I have a python notebook running the following imports on a DataBricks cluster
%pip install presidio_analyzer
%pip install presidio_anonymizer
import spacy.cli
spacy.cli.download("en_core_web_lg")
nlp = spacy.load("en_core_web_lg")
import csv
import pprint
import collections
from typing import List, Iterable, Optional, Union, Dict
import pandas as pd
from presidio_analyzer import AnalyzerEngine, BatchAnalyzerEngine, RecognizerResult, DictAnalyzerResult
from presidio_anonymizer import AnonymizerEngine
from presidio_anonymizer.entities import EngineResult
To install and run the Microsoft Presidio library to anonymise data.

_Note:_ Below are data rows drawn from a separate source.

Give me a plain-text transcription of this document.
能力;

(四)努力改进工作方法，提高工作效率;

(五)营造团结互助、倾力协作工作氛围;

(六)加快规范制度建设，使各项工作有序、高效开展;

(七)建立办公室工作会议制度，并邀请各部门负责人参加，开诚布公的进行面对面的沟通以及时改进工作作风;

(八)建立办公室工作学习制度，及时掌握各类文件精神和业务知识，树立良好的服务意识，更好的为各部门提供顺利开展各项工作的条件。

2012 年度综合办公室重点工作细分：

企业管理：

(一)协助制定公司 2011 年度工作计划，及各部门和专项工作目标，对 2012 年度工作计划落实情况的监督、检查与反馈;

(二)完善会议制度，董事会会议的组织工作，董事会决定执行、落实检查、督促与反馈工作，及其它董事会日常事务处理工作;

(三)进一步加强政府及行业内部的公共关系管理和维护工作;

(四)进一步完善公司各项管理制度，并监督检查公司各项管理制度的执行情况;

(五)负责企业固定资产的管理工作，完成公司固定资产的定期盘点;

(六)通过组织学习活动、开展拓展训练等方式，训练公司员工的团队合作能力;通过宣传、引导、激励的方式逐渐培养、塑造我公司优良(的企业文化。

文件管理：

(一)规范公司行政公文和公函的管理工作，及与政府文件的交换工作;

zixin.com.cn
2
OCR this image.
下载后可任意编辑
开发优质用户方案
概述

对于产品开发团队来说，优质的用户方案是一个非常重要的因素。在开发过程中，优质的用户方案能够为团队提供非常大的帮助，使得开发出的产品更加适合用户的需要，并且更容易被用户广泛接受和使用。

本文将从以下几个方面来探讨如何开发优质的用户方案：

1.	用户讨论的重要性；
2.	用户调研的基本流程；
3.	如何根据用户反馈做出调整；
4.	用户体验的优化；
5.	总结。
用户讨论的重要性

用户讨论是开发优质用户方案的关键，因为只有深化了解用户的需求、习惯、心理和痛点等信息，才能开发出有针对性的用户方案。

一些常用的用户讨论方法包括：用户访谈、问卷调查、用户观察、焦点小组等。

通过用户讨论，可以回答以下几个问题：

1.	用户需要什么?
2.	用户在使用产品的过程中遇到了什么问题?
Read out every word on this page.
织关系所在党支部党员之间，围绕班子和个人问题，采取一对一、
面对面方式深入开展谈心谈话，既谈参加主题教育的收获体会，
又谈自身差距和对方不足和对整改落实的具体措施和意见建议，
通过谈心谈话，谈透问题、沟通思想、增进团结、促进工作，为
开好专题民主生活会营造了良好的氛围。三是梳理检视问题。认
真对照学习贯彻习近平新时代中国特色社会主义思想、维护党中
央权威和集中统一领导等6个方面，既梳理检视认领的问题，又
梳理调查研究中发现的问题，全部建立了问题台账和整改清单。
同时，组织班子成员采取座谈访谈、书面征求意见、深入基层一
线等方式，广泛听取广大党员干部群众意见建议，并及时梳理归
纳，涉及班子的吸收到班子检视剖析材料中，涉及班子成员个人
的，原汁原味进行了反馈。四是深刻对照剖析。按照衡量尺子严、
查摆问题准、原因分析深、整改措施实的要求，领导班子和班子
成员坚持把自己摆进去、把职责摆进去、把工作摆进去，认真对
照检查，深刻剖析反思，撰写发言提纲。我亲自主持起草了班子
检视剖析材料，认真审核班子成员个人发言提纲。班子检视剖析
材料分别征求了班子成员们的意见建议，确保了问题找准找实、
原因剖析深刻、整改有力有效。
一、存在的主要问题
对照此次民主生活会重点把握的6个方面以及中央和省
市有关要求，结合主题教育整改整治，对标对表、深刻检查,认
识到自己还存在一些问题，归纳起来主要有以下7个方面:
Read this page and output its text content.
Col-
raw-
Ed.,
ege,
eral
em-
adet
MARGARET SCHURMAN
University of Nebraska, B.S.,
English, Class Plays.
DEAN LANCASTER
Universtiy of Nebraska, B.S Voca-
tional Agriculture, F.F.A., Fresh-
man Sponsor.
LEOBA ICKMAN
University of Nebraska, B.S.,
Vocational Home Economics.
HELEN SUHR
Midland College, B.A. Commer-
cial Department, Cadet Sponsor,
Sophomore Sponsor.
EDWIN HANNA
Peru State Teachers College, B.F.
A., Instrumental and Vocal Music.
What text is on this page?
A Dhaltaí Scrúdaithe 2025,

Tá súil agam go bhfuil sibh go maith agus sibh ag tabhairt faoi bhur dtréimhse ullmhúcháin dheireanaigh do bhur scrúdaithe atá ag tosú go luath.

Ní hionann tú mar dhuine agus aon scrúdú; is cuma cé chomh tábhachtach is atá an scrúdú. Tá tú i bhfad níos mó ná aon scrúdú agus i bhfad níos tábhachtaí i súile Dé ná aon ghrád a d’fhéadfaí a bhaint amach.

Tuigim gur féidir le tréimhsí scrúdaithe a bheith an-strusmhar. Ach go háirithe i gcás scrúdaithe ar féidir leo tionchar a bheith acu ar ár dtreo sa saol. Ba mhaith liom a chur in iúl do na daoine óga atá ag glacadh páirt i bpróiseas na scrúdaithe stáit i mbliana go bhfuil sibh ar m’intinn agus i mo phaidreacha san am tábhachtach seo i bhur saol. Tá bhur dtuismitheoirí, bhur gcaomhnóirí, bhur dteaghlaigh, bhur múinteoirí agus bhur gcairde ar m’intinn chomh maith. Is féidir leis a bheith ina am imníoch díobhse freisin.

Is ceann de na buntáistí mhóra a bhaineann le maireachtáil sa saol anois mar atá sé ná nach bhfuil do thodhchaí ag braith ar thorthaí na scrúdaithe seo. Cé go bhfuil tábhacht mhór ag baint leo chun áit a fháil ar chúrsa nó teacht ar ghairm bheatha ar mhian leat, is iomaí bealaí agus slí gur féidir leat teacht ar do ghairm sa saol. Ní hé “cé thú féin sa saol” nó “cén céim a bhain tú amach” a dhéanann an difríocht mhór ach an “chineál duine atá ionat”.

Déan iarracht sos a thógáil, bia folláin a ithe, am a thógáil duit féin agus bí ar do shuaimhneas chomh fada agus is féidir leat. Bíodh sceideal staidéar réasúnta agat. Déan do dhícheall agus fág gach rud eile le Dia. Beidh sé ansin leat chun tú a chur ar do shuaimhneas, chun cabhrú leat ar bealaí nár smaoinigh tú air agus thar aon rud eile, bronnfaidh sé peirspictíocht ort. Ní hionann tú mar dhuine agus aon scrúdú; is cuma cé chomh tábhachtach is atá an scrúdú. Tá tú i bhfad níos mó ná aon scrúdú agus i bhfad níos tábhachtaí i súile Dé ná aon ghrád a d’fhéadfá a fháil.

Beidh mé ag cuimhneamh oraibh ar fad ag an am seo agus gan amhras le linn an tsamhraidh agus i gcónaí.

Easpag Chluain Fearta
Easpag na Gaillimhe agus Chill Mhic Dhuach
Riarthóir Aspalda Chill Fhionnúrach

The code works fine and runs when called through the Databricks notebooks UI, but when attempting to call this notebook as a step in Azure Data Factory pipelines, it gives the following error:
"runError": "ImportError: cannot import name dataclass_transform"
From trial and error in the Databricks UI, I can determine that this error was generated due to missing certain parts of the imported libraries but the commands given at the beginning of the code resolved this in DataBricks notebooks.
I cannot reason why this step will not work when called as an ADF step.
2
Answers
The solution was that that libraries needed to be installed directly on the cluster via the compute tab in the DataBricks UI. I am unclear why the install commands failed to run when called from an Azure DF pipeline. If anyone has a clear answer as to why, please expand on my answer.
I had a similar issue in my environment these days. It looks like this is caused by spaCy version 3.5.0. I downgraded (explicitly specified) to use version 3.3.0 (3.4.0 maybe also works) and it was working again.